I was first told about “fine motor skills” while in the military; the explanation I was given was that anything to do with using my fingers under stress was a bad idea. That doing so would not work, that I just wouldn’t have the dexterity. I was told to use the bigger parts of my hand, or my fingers bunched together, to do any sort of weapon manipulation. This, they said, was a “gross” motor skill that would be better under stress, which apparently makes your fingers turn to jello.
However, I was also taught by other people to do things like punch buttons on military radios and put tiny needles in small veins, both of which require dexterity. In addition, both are skills which might be critical to saving lives under stress (or taking them, in the case of calling for fires). I also found, on my own time, that I could manipulate safeties and slide releases just fine with my thumbs.

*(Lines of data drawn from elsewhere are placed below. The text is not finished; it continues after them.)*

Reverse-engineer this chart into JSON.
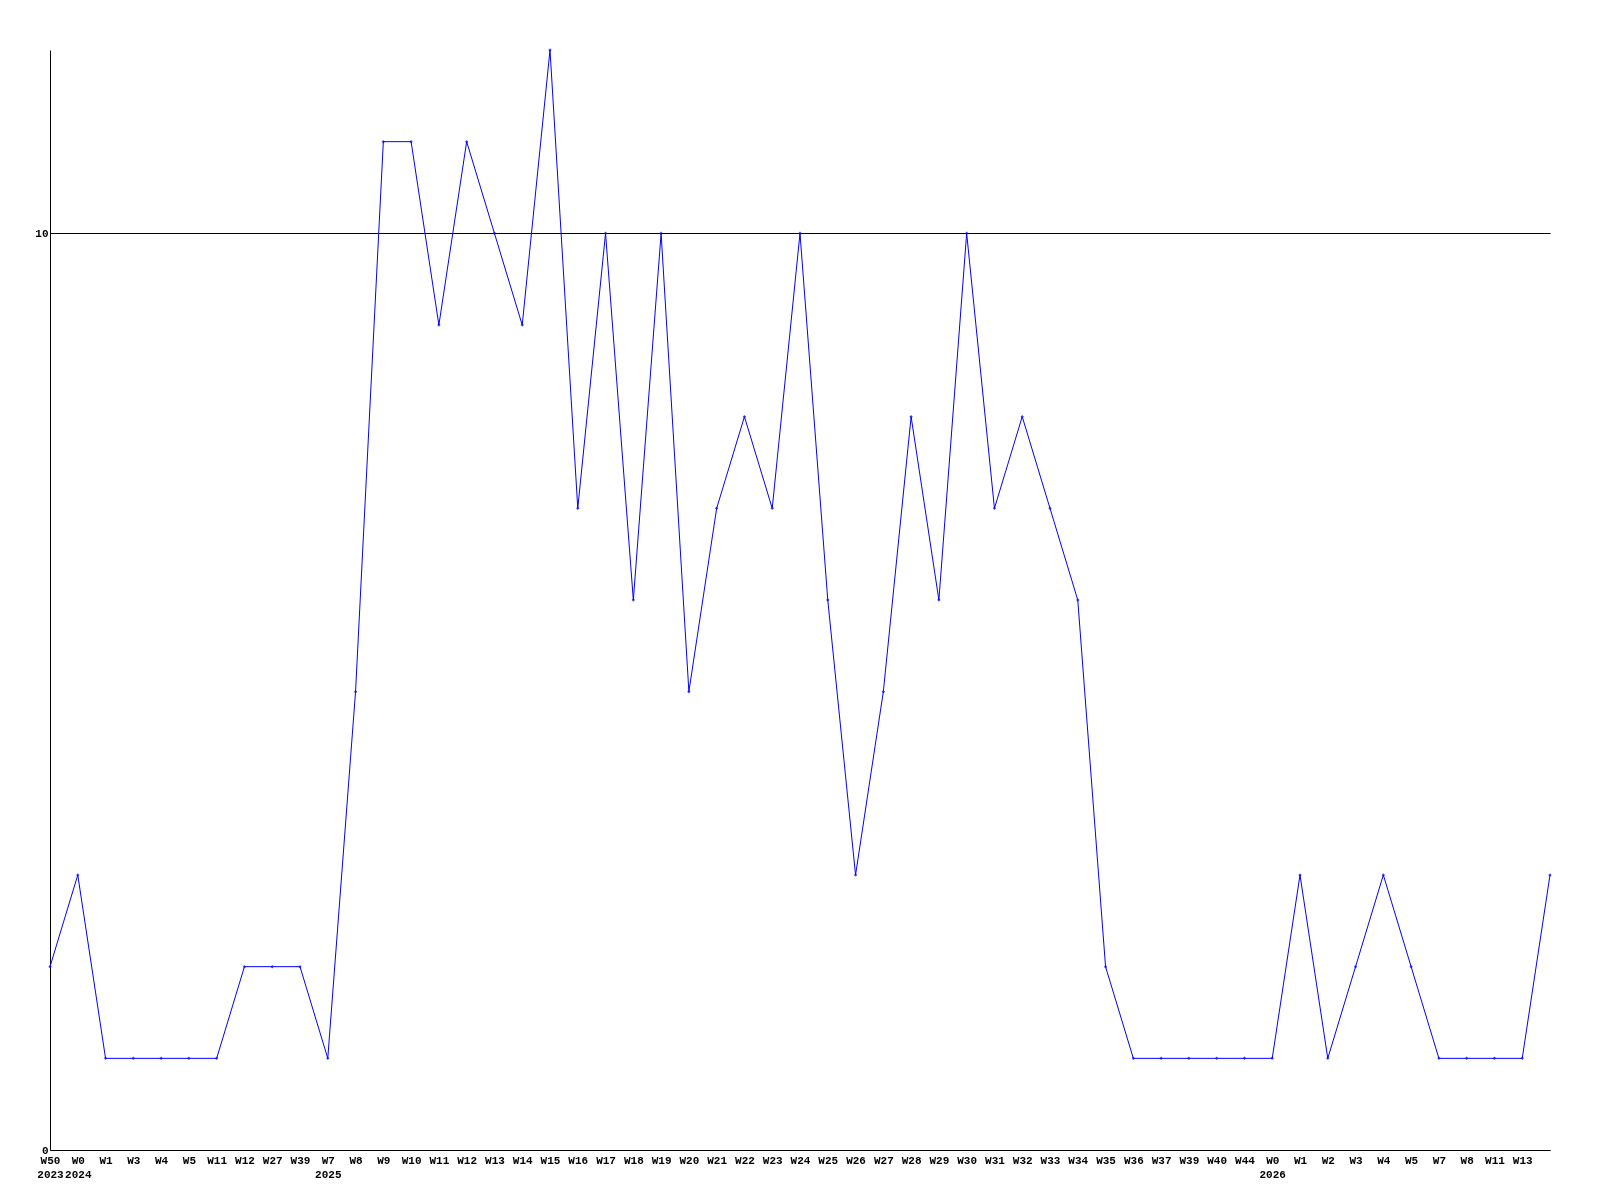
{
  "chart_data": {
    "type": "line",
    "categories": [
      "W50\n2023",
      "W0\n2024",
      "W1",
      "W3",
      "W4",
      "W5",
      "W11",
      "W12",
      "W27",
      "W39",
      "W7\n2025",
      "W8",
      "W9",
      "W10",
      "W11",
      "W12",
      "W13",
      "W14",
      "W15",
      "W16",
      "W17",
      "W18",
      "W19",
      "W20",
      "W21",
      "W22",
      "W23",
      "W24",
      "W25",
      "W26",
      "W27",
      "W28",
      "W29",
      "W30",
      "W31",
      "W32",
      "W33",
      "W34",
      "W35",
      "W36",
      "W37",
      "W39",
      "W40",
      "W44",
      "W0\n2026",
      "W1",
      "W2",
      "W3",
      "W4",
      "W5",
      "W7",
      "W8",
      "W11",
      "W13",
      null
    ],
    "series": [
      {
        "color": "#0000ff",
        "values": [
          2,
          3,
          1,
          1,
          1,
          1,
          1,
          2,
          2,
          2,
          1,
          5,
          11,
          11,
          9,
          11,
          10,
          9,
          12,
          7,
          10,
          6,
          10,
          5,
          7,
          8,
          7,
          10,
          6,
          3,
          5,
          8,
          6,
          10,
          7,
          8,
          7,
          6,
          2,
          1,
          1,
          1,
          1,
          1,
          1,
          3,
          1,
          2,
          3,
          2,
          1,
          1,
          1,
          1,
          3
        ]
      }
    ],
    "ylim": [
      0,
      12
    ],
    "yticks": [
      0,
      10
    ],
    "grid": "y",
    "marker": "diamond",
    "legend": false
  }
}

The author goes onto explain that in his opinion the issue all comes down to ones familiarity and recent experience with a weapon system. I agree 100%. If you are unfamiliar with a weapon, finding the small buttons and levers under stress will indeed be more difficult than grabbing a slide and slingshotting it home. However, if you know the weapon like it’s part of your hand, it’s stupid to lose time doing “gross motor movements”.
I did some comparisons of handgun reloads back in this thread:
To be honest, I now use the slide release lever so unconsciously that I doubt I would ever do the overhand slingshot technique under stress.